Kamelya çiçeğinin böyle göründüğünü bu kitaba kadar bilmezdim. |
Onu bu hayattan çekip kurtarmaya
çalışmış ve başarılı olamayınca yakın arkadaşlarından birini metres edinerek
ona eziyet etmiş Armand Duval, son nefesinde yanında olamamanın acısıyla onu
son bir defa görmek istiyor. Mezarını başka yere naklettirme bahanesiyle
açtırıp, hiç de romantik olmayan o kaçınılmaz manzarayla karşılaşıyor. Bu şok
tedavisinin ardından da sergüzeştini yazara anlatıyor.

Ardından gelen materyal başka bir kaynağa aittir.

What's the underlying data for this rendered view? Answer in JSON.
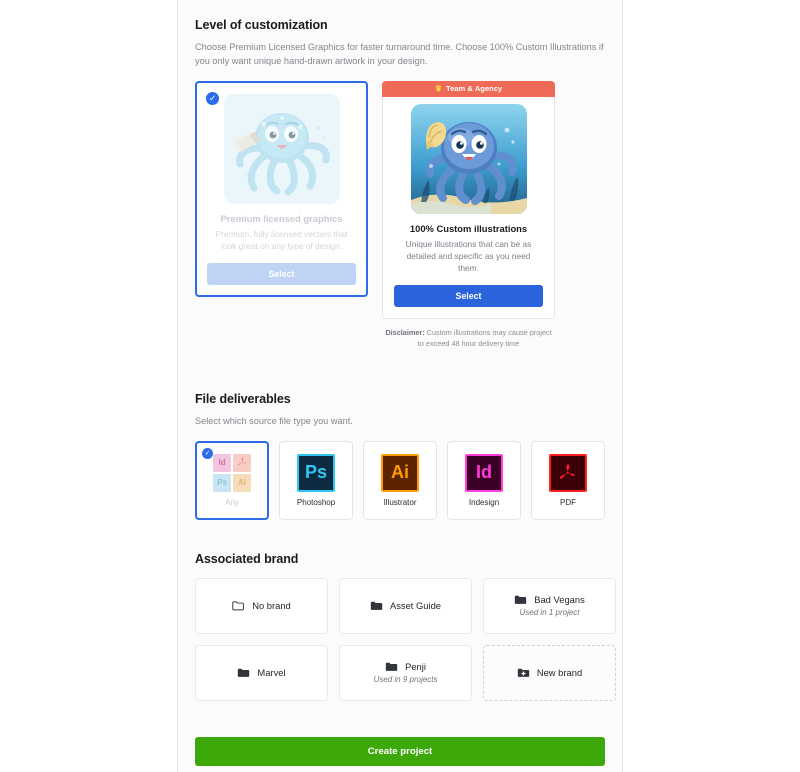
{
  "colors": {
    "accent_blue": "#2c6ce8",
    "primary_blue": "#2b63dd",
    "muted_blue": "#bfd4f5",
    "ribbon_coral": "#ee6a57",
    "crown_yellow": "#ffcf3f",
    "create_green": "#3ca80a",
    "panel_bg": "#fbfbfb"
  },
  "customization": {
    "title": "Level of customization",
    "subtitle": "Choose Premium Licensed Graphics for faster turnaround time. Choose 100% Custom Illustrations if you only want unique hand-drawn artwork in your design.",
    "options": [
      {
        "name": "Premium licensed graphics",
        "description": "Premium, fully licensed vectors that look great on any type of design.",
        "select_label": "Select",
        "selected": true,
        "ribbon": null,
        "illustration": "octopus-paintbrush-illustration"
      },
      {
        "name": "100% Custom illustrations",
        "description": "Unique illustrations that can be as detailed and specific as you need them.",
        "select_label": "Select",
        "selected": false,
        "ribbon": "Team & Agency",
        "ribbon_icon": "crown-icon",
        "illustration": "octopus-shell-underwater-illustration"
      }
    ],
    "disclaimer_label": "Disclaimer:",
    "disclaimer_text": " Custom illustrations may cause project to exceed 48 hour delivery time"
  },
  "file_deliverables": {
    "title": "File deliverables",
    "subtitle": "Select which source file type you want.",
    "options": [
      {
        "label": "Any",
        "icon": "any-files-icon",
        "selected": true
      },
      {
        "label": "Photoshop",
        "icon": "photoshop-icon",
        "abbr": "Ps",
        "selected": false
      },
      {
        "label": "Illustrator",
        "icon": "illustrator-icon",
        "abbr": "Ai",
        "selected": false
      },
      {
        "label": "Indesign",
        "icon": "indesign-icon",
        "abbr": "Id",
        "selected": false
      },
      {
        "label": "PDF",
        "icon": "pdf-acrobat-icon",
        "selected": false
      }
    ],
    "any_tiles": [
      "Id",
      "PDF",
      "Ps",
      "Ai"
    ]
  },
  "associated_brand": {
    "title": "Associated brand",
    "brands": [
      {
        "name": "No brand",
        "usage": "",
        "icon": "folder-outline-icon",
        "dashed": false
      },
      {
        "name": "Asset Guide",
        "usage": "",
        "icon": "folder-icon",
        "dashed": false
      },
      {
        "name": "Bad Vegans",
        "usage": "Used in 1 project",
        "icon": "folder-icon",
        "dashed": false
      },
      {
        "name": "Marvel",
        "usage": "",
        "icon": "folder-icon",
        "dashed": false
      },
      {
        "name": "Penji",
        "usage": "Used in 9 projects",
        "icon": "folder-icon",
        "dashed": false
      },
      {
        "name": "New brand",
        "usage": "",
        "icon": "folder-plus-icon",
        "dashed": true
      }
    ]
  },
  "footer": {
    "create_label": "Create project"
  }
}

Bu sergüzeştin bana en ilginç
gelen yanı, dediğim gibi geniiiiş Fransız kültürü. Armand’ın maçoluk ve -daha
iyi bir kelime aklıma gelse de-
hoşgörülülük arasında gidip gelmesi:
“Marguerite’i tanıyalı henüz
otuzaltı saat olmuştu. Sadece yirmidört saat önce aşığı olmuştum, bir de kalkıp
alınganlık pozları takınıyordum. Benim için bölüşmesinden mutluluk duyacak
yerde, her şeye tek başıma sahip olmak, geleceğinin geliri olan geçmişinin
ilişkilerini birdenbire koparmaya zorlamak istiyordum.”
Marguerite’in Armand’ı
başlangıçta, sofradan öksürük nöbetiyle kalkıp gittiğinde peşinden gelen tek
kişi olduğu için sevmesi. O kadar sevdiği kadına Armand’ın ardı ardına vurduğu darbeler. Ölen kızına
benzettiği Marguerite’e yaşayışını düzeltmesi için yardım eden ama hayal
kırıklığına uğrayan yaşlı dük. Bir de Prudence Duvernoy karakteri J Köpek balığının yancısı küçük balıklar gibi Kamelyalı Kadın’ın peşinden
ayrılmadı, ta ki para sızdıramayacağını anlayana dek.
Armand’ın babasının
konuşmalarına dayanamayan Marguerite, onu terk edip yalnız günlerini ölüm
döşeğinde geçirirken şunları yazar:
“Doktorların bütün dediklerine
rağmen, -çünkü başımda birçok doktor var, bu da hastalığımın arttığına bir
işarettir- artık ölmek üzereyim. Onun için şimdi babanızı dinlediğime hemen
hemen pişman oluyorum. Geleceğinizden sadece bir yıl alacağımı bilmiş olsaydım,
o yılı sizinle birlikte geçirme isteğine karşı durmazdım. Böylece hiç değilse,
candan bir dostun elini tutarak ölürdüm. Yalnız şurası bir gerçek ki, eğer o
yılı birlikte geçirseydik, bu kadar erken ölmezdim.”
Mark meleği. |
Dipnot: Giuseppe Verdi’nin La
Traviata’sına ilham kaynağı olmuş bu roman. La Traviata tarafımdan “Maark Maaark mis gibi evimiz Maaark Maaark parlasın tertemiz”
güftesi ile bilinir.
İlk baskısı 1848 yılında yapılan Kamelyalı Kadın; tüm zamanların en tanınan aşk romanlarındandır.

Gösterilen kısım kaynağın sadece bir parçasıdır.